E uma terceira dimensão muito importante, é a fiscalização do executivo. Nós temos um papel de aprovar aqui as contas de prefeitura, de verificar se os recursos são bem utilizados, de verificar se há cumprimento da legislação por parte do executivo municipal. Então, tem esse papel do cumprimento da legislação e da vontade de população.

Como foi concebido o projeto de lei que inclui o dia mundial contra o trabalho infantil?

Eu fui a única vereadora que se dispôs a compor o Comitê Municipal de Erradicação do Trabalho Infantil, representando o legislativo municipal. Eu comecei a me aproximar mais do tema e me dei de conta que nós temos no dia 12 de junho um dia tão significativo, dia dos namorados, dia do amor e dia do cuidado. No RS, 177 mil crianças entre 5 e 17 anos, já pré-adolescentes, estão no trabalho infantil. Portanto, o RS é o terceiro estado do país com maior número.

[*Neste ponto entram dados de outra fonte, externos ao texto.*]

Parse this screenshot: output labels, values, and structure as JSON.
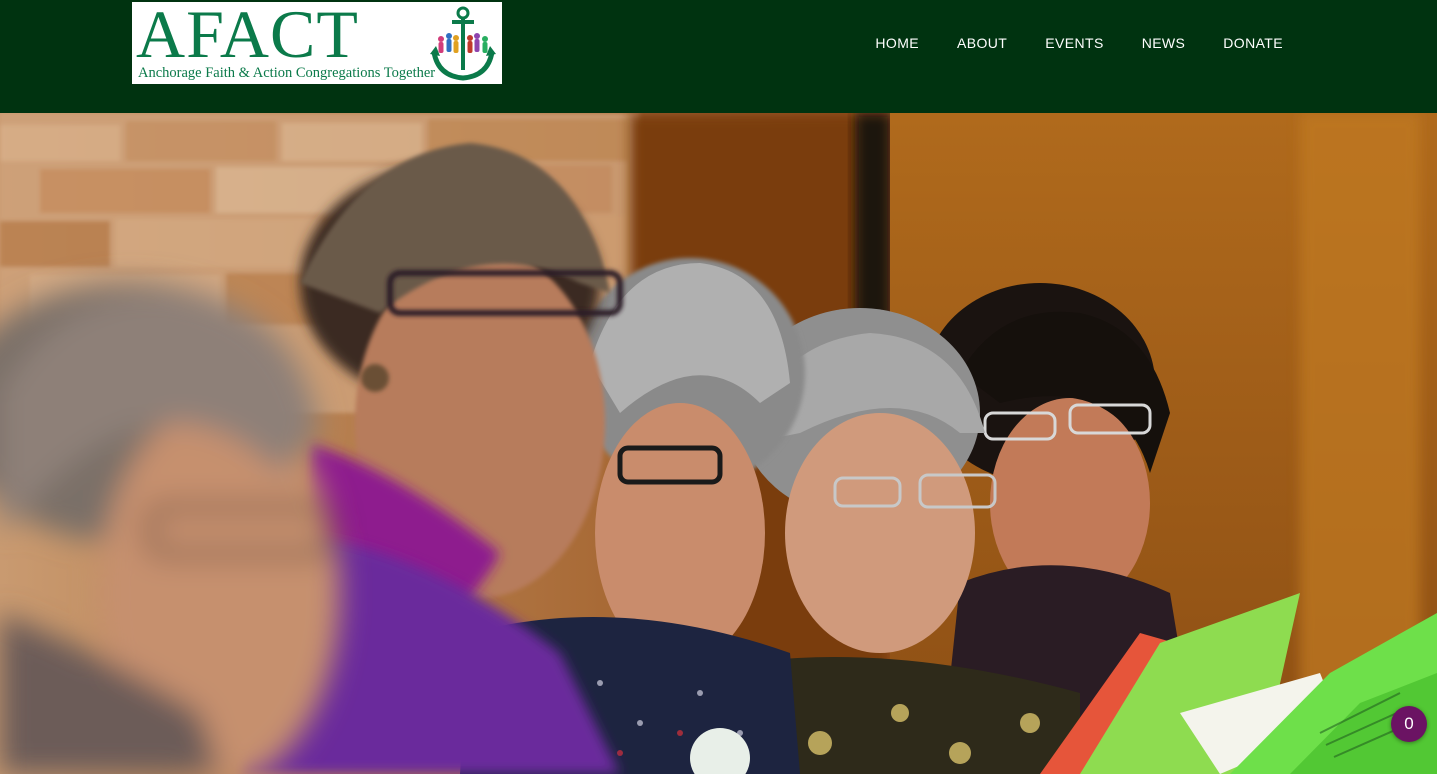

Além disso, o trabalho infantil abre portas para a violência, exploração sexual, a degradação na qualidade de vida, principalmente ao direito à educação, direito a uma infância saudável e feliz. O bolsa família fez muita diferença. Na verdade, o bolsa família tem o cadastro nacional das famílias que estão dentro da proteção social. Tem que ser informado mensalmente a frequência da criança na escola para família poder continuar recebendo. Isso tirou muita criança do trabalho infantil e da rua. O comitê, do dia 12, é para que a gente articule ação integrada. Todos os órgão da prefeitura tem algum papel na prevenção do trabalho infantil.

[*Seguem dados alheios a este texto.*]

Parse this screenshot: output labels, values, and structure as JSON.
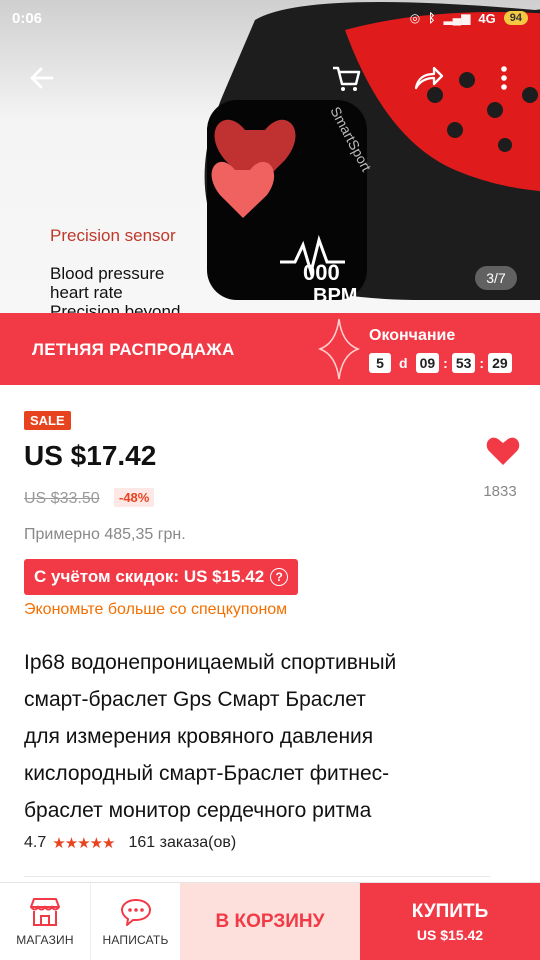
{
  "status_bar": {
    "time": "0:06",
    "network": "4G",
    "battery": "94"
  },
  "hero": {
    "promo_heading": "Precision sensor",
    "spec_lines": [
      "Blood pressure",
      "heart rate",
      "Precision beyond"
    ],
    "band_brand": "SmartSport",
    "band_display_value": "000",
    "band_display_unit": "BPM",
    "image_counter": "3/7"
  },
  "sale_banner": {
    "title": "ЛЕТНЯЯ РАСПРОДАЖА",
    "ends_label": "Окончание",
    "days": "5",
    "days_unit": "d",
    "hours": "09",
    "minutes": "53",
    "seconds": "29"
  },
  "price": {
    "sale_tag": "SALE",
    "current": "US $17.42",
    "original": "US $33.50",
    "discount": "-48%",
    "approx": "Примерно 485,35 грн.",
    "with_discounts": "С учётом скидок: US $15.42",
    "coupon_note": "Экономьте больше со спецкупоном"
  },
  "wishlist": {
    "count": "1833"
  },
  "product": {
    "title_lines": [
      "Ip68 водонепроницаемый спортивный",
      "смарт-браслет Gps Смарт Браслет",
      "для измерения кровяного давления",
      "кислородный смарт-Браслет фитнес-",
      "браслет монитор сердечного ритма"
    ],
    "rating": "4.7",
    "stars": "★★★★★",
    "orders": "161 заказа(ов)"
  },
  "bottom_bar": {
    "store_label": "МАГАЗИН",
    "message_label": "НАПИСАТЬ",
    "add_to_cart_label": "В КОРЗИНУ",
    "buy_label": "КУПИТЬ",
    "buy_price": "US $15.42"
  },
  "colors": {
    "accent": "#f23a47",
    "sale_tag": "#e8431f",
    "coupon_text": "#f56f00"
  }
}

Qual a tua opinião sobre a atual conjuntura do governo municipal de Porto Alegre?

Pra mim, esse governo está de costas para a cidade real. Surgiu com uma ideia de que o estado era grande, que a Prefeitura Municipal de Porto Alegre era onerosa, tinha muitos funcionários, que dava pra privatizar e que tinha que retirar direitos de carreira. O prefeito, Nelson Marchezan Júnior, no início da sua gestão, extinguiu um decreto que regulamentava a rotina escolar dos nossos professores. O prefeito está de costas, desconhece e desrespeita a caminhada participativa de Porto Alegre.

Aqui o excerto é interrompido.